Silvia, à travers les personnages d’Anna et de Francesca, nous raconte les inquiétudes des mères et le dur travail des pères, ouvriers sidérurgistes. Ces pères qui ont cru que l’usine leur survivrait et qui, forts de cette certitude, ont pensé qu’ils seraient récompensés de leur travail en assurant, d’une manière ou d’une autre, un emploi à tous leurs enfants. Un espoir resté vain. Il ne leur reste aujourd’hui que le doute, mais aussi une volonté, celle de revendiquer l’identité ouvrière, sachant qu’ils ont fait leur devoir.
Dans l’aciérie, au milieu des hauts-fourneaux, de la fumée et des poussières qui appesantissent les épaules, un jeune homme nous confie être heureux dans son travail : « Je n’ai pas fait d’études. Quand mes amis bûchaient pour réussir leurs examens à la fac, je jouais dans un groupe de hard rock.
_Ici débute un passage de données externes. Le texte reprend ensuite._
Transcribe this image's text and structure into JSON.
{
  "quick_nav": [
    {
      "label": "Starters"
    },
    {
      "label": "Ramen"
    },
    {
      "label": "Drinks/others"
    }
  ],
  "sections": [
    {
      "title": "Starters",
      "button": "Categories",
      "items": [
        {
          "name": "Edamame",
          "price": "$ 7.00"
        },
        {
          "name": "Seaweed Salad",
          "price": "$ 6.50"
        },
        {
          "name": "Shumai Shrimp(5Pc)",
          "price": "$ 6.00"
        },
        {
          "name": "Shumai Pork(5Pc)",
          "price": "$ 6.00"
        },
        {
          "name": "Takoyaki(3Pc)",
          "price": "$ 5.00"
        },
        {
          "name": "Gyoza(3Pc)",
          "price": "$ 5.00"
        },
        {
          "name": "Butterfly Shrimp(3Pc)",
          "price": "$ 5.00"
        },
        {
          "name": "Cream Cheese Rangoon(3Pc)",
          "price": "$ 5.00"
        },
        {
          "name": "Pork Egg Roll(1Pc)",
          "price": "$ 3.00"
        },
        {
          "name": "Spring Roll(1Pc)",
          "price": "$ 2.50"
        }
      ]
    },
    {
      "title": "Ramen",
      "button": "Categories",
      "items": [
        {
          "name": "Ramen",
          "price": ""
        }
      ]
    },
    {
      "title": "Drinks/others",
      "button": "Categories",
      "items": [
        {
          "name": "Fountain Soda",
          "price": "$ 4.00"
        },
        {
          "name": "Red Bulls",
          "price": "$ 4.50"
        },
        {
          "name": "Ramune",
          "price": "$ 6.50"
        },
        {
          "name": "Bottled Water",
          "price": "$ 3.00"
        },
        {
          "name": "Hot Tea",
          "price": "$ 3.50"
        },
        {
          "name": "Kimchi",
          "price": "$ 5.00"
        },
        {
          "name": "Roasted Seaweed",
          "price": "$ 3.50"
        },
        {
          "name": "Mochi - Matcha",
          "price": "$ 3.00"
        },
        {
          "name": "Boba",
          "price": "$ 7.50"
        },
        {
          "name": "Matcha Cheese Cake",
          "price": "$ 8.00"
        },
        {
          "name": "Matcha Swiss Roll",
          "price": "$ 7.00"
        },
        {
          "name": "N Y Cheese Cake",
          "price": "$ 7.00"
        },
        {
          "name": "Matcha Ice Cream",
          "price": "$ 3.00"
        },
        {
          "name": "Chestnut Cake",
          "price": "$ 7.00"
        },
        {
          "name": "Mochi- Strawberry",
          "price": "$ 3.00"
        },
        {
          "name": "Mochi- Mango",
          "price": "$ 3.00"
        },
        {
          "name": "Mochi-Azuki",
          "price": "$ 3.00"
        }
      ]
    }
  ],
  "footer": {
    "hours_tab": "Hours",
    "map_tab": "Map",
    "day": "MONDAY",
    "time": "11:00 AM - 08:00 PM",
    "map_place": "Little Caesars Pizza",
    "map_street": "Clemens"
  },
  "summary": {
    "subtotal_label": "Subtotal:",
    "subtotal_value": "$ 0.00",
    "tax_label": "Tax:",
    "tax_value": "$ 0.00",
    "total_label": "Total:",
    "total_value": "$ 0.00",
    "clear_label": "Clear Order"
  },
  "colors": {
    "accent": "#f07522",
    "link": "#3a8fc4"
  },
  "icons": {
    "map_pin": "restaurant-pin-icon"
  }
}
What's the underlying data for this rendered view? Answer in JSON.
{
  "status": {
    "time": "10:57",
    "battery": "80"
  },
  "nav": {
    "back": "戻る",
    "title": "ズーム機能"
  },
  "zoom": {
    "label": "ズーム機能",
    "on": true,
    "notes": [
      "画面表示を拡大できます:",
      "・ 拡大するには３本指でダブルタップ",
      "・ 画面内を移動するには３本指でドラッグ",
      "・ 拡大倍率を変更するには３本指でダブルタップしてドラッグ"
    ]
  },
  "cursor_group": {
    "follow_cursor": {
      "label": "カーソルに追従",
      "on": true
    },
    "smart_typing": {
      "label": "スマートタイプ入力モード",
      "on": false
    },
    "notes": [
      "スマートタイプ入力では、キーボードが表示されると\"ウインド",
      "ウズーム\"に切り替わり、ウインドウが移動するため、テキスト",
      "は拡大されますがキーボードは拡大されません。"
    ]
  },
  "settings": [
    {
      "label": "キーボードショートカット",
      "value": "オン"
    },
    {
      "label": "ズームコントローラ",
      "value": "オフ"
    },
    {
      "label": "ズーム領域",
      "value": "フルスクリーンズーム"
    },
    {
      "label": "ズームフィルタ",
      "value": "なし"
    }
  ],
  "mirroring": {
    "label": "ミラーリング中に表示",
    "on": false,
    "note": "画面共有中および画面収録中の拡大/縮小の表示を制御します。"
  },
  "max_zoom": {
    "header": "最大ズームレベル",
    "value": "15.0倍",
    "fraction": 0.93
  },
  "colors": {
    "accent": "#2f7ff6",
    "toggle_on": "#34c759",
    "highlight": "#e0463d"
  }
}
J’assume le choix que j’ai fait à l’époque et aujourd’hui, je ne prétends à rien d’autre qu’à ce travail qui m’assure un salaire régulier. Certes, j’aimerais bien prendre mon indépendance, je vis encore chez ma mère, mais je ne peux pas me le permettre ».
Alessio, dont nous savions déjà qu’il serait interprété par Michele Riondino, écouta cet homme des mois plus tard, dans un bar devant un verre de bière. Mais la situation avait déjà changé. L’usine vivait un moment difficile, on évoquait la nomination d’un administrateur provisoire et ce jeune homme était effrayé. Le projet du film avait perdu de son attrait. Le réel gangrenait tout. Il avait peur qu’on dise du mal de l’usine, il la défendait, c’était sa sécurité, « son » usine.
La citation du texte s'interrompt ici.